The commission will need about 14 lakh VVPAT machines to introduce the system in all 543 Lok Sabha constituencies in 2014. However, the commission is apprehensive that so many machines can be produced and testing them in such a short duration of time.
Although the commission is looking at making optimal use of VVPAT machines in the 2014 general elections, it will tell the Supreme Court that covering all Parliamentary constituencies will not be possible before 2019 general elections.
According to sources, smaller Parliamentary constituencies across India would be selected for introduction of VVPAT so that voters around the country can "feel" the new system. The commission has already ordered 20,000 machines and more would be sought once the government approves funds for the same.

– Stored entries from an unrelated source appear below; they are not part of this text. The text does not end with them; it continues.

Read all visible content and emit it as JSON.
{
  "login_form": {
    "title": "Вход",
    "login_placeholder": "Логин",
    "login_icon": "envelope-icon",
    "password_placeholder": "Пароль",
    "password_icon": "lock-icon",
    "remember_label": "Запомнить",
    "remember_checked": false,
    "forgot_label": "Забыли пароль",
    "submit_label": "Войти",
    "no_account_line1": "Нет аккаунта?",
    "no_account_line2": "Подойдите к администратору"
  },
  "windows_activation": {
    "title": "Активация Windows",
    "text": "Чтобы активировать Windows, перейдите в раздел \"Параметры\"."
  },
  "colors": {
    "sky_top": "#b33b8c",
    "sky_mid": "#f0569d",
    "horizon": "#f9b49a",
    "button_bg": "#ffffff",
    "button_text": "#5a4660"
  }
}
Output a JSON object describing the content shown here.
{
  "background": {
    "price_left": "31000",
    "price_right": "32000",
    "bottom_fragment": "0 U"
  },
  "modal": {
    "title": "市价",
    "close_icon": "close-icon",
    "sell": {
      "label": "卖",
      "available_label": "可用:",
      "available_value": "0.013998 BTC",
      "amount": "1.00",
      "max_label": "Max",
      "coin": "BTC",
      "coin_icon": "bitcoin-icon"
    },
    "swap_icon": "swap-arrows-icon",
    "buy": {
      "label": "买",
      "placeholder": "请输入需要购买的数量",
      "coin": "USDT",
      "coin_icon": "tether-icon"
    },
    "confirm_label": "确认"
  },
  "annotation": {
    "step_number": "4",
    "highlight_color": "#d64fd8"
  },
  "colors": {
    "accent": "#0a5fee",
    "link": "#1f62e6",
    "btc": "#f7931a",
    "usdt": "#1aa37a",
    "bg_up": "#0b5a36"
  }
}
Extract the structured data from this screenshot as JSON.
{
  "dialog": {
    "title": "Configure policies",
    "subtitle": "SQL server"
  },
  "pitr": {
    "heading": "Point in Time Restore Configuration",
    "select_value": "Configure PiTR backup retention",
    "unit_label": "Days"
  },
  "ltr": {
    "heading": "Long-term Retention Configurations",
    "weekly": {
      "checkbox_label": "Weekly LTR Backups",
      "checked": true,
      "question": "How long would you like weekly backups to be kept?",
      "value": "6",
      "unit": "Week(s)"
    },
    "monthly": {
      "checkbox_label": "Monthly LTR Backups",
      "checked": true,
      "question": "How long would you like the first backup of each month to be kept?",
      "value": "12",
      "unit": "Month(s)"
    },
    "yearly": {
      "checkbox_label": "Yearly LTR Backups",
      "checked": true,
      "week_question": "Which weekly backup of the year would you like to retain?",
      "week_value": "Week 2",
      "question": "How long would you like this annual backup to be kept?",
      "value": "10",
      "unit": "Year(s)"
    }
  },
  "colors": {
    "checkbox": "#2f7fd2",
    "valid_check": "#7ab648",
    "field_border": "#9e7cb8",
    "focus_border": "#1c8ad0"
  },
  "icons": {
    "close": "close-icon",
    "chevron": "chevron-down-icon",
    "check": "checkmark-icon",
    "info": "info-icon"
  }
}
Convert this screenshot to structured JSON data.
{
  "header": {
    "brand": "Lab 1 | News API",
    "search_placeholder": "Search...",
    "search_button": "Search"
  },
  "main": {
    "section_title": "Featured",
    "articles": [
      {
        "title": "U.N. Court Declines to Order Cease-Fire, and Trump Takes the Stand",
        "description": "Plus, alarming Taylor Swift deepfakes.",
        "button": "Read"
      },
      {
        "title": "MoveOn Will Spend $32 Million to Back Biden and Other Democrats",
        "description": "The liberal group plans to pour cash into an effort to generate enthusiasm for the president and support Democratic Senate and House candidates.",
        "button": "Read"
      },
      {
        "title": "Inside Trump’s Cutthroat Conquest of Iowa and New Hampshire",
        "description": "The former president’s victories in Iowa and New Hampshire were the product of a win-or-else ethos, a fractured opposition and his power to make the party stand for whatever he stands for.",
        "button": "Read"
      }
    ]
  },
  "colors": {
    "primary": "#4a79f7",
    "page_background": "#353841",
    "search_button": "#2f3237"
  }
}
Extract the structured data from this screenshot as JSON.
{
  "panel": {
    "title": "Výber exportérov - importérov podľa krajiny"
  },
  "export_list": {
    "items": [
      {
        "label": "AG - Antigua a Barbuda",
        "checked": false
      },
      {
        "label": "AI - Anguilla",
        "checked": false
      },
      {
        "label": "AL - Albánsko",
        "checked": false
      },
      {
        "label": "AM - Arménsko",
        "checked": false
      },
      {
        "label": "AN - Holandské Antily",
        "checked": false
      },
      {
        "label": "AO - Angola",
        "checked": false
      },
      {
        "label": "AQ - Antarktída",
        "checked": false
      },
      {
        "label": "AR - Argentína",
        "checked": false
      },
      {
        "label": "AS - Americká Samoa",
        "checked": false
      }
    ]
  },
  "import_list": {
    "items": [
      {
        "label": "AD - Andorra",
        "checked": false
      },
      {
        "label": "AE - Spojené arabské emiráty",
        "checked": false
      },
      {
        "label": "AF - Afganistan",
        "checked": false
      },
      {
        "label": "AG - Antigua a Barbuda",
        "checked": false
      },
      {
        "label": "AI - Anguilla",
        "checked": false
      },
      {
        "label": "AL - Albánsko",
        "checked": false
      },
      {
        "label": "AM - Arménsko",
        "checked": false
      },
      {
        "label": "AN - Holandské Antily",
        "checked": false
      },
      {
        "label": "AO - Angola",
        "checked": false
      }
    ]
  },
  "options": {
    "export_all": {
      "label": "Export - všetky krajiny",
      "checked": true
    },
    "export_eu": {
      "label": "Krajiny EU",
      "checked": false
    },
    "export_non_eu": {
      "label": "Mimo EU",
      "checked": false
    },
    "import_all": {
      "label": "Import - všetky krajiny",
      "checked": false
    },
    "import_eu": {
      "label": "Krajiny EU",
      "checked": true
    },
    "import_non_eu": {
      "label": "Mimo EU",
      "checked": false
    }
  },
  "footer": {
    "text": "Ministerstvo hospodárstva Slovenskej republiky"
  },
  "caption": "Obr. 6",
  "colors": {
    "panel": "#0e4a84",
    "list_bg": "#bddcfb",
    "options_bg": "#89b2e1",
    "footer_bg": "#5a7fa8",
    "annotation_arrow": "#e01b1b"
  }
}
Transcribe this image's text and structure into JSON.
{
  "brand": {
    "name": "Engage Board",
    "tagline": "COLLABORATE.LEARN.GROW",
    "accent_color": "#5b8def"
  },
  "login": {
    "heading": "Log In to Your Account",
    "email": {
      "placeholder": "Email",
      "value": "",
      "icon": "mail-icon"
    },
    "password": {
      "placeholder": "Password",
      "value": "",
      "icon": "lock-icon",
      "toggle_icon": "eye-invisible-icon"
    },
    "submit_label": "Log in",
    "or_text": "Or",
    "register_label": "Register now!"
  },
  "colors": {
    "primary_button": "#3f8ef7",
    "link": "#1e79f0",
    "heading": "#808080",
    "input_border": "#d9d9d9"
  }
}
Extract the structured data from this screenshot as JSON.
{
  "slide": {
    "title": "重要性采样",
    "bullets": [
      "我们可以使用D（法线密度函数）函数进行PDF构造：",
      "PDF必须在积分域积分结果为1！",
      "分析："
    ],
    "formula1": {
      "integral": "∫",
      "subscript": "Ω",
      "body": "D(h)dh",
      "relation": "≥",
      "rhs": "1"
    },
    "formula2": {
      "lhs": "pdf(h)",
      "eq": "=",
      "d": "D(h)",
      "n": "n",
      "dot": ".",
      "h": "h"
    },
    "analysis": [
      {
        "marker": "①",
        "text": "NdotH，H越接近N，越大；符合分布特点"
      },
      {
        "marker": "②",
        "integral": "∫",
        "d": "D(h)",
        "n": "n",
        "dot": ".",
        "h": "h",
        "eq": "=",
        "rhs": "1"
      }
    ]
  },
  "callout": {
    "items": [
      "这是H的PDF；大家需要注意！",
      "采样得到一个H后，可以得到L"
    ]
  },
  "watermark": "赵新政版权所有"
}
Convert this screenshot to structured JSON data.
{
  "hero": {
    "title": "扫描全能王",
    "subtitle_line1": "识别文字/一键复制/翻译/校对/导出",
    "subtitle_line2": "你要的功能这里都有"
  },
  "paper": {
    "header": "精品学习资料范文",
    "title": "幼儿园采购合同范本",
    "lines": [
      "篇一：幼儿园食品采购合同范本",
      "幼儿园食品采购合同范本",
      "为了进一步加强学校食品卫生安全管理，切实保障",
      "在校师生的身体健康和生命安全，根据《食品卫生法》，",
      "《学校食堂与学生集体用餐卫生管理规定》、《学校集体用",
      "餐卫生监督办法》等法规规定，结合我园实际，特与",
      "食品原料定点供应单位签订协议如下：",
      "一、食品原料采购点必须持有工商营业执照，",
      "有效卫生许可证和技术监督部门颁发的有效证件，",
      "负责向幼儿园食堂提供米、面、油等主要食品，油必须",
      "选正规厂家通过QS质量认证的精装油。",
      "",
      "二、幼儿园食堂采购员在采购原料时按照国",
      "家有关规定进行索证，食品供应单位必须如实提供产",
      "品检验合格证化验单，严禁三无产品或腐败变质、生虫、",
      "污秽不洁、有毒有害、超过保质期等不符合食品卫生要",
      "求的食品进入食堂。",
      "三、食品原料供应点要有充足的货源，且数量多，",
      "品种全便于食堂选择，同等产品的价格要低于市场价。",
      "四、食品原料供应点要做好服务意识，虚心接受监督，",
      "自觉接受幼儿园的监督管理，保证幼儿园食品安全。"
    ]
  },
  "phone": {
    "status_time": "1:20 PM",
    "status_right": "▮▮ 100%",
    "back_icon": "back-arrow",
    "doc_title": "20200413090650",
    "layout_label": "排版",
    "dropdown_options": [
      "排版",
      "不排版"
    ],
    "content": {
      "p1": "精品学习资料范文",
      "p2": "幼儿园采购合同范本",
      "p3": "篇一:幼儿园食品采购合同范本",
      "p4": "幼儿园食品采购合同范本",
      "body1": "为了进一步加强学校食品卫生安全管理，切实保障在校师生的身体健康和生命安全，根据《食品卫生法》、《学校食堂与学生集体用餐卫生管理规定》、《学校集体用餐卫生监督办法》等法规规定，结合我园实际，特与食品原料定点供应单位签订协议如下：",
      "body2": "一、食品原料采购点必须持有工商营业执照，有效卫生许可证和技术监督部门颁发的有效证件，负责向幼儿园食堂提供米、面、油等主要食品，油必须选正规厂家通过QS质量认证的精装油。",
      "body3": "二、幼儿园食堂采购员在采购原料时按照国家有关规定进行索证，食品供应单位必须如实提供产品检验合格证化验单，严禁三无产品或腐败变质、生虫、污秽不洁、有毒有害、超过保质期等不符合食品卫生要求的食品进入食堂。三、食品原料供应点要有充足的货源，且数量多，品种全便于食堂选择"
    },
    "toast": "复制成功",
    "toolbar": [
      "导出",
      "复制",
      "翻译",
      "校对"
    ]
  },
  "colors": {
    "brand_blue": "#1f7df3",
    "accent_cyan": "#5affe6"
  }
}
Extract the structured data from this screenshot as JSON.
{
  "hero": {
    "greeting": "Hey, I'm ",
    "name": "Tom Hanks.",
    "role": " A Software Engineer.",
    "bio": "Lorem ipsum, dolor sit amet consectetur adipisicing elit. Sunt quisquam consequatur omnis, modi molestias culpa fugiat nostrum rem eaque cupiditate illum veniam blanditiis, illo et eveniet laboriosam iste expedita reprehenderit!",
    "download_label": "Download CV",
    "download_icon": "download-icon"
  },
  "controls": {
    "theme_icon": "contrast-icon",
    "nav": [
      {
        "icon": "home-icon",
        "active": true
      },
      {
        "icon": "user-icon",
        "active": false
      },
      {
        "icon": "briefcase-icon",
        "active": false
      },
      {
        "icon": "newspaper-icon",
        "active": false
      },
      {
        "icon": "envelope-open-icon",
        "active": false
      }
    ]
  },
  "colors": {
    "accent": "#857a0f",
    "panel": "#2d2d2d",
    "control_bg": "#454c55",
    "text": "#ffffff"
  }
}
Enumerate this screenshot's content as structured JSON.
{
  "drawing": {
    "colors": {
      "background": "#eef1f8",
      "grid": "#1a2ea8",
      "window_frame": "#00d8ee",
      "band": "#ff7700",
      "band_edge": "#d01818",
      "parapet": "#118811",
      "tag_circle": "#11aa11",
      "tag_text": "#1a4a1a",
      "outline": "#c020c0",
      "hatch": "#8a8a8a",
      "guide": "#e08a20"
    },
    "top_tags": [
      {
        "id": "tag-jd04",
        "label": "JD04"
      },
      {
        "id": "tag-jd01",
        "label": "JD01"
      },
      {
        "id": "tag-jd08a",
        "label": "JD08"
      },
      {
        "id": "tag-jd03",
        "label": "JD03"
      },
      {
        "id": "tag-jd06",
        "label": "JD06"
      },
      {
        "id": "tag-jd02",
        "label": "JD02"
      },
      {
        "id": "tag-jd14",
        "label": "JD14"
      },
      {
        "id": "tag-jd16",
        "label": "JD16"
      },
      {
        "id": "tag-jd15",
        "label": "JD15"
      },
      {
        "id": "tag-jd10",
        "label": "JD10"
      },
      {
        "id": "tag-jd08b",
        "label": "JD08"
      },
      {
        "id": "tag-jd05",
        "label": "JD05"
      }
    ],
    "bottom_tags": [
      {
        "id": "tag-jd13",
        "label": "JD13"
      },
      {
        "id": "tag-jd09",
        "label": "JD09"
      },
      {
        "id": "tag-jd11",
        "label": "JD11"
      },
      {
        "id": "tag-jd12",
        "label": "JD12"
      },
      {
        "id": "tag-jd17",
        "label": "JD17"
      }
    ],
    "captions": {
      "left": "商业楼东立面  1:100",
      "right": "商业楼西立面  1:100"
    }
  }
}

A price fixation committee has been constituted in the law ministry, the commission's administrative body, to determine the price of the VVPAT system. The initial price of a machine was about Rs. 13,000 but because of fall in value of rupee, the new price is estimated to be around Rs. 18,000 per machine.
One reason for the high cost is that key parts of the system are imported. Another is that only two public sector companies - Bharat Electronic Limited and Electronics Corporation of India Limited - can manufacture the VVPAT system that can be integrated with the electronic voting machines. A commission's technical expert group had certified machines manufactured by these companies.
The system, which allows the voter to see a paper receipt of the vote cast in the electronic voting machines, had been successfully tested in a by-poll in Nagaland. Chief election commissioner VS Sampath had announced that it would be introduced in 10 assembly constituencies in Mizoram and one each in Delhi, Madhya Pradesh, Chhattisgarh and Rajasthan.
The new system allows a voter to challenge his or her vote on basis of the paper receipt for the first time. As per a new rule, the booth presiding officer will have to record the dissent of the voter, which would have to be taken into account at time of counting.
As introduction of VVPAT system results in increase in voting time, the number of polling stations have to be increased so that polling can be completed within the stipulated time. The commission estimate that the voter trail system will lead to 20% increase in polling stations.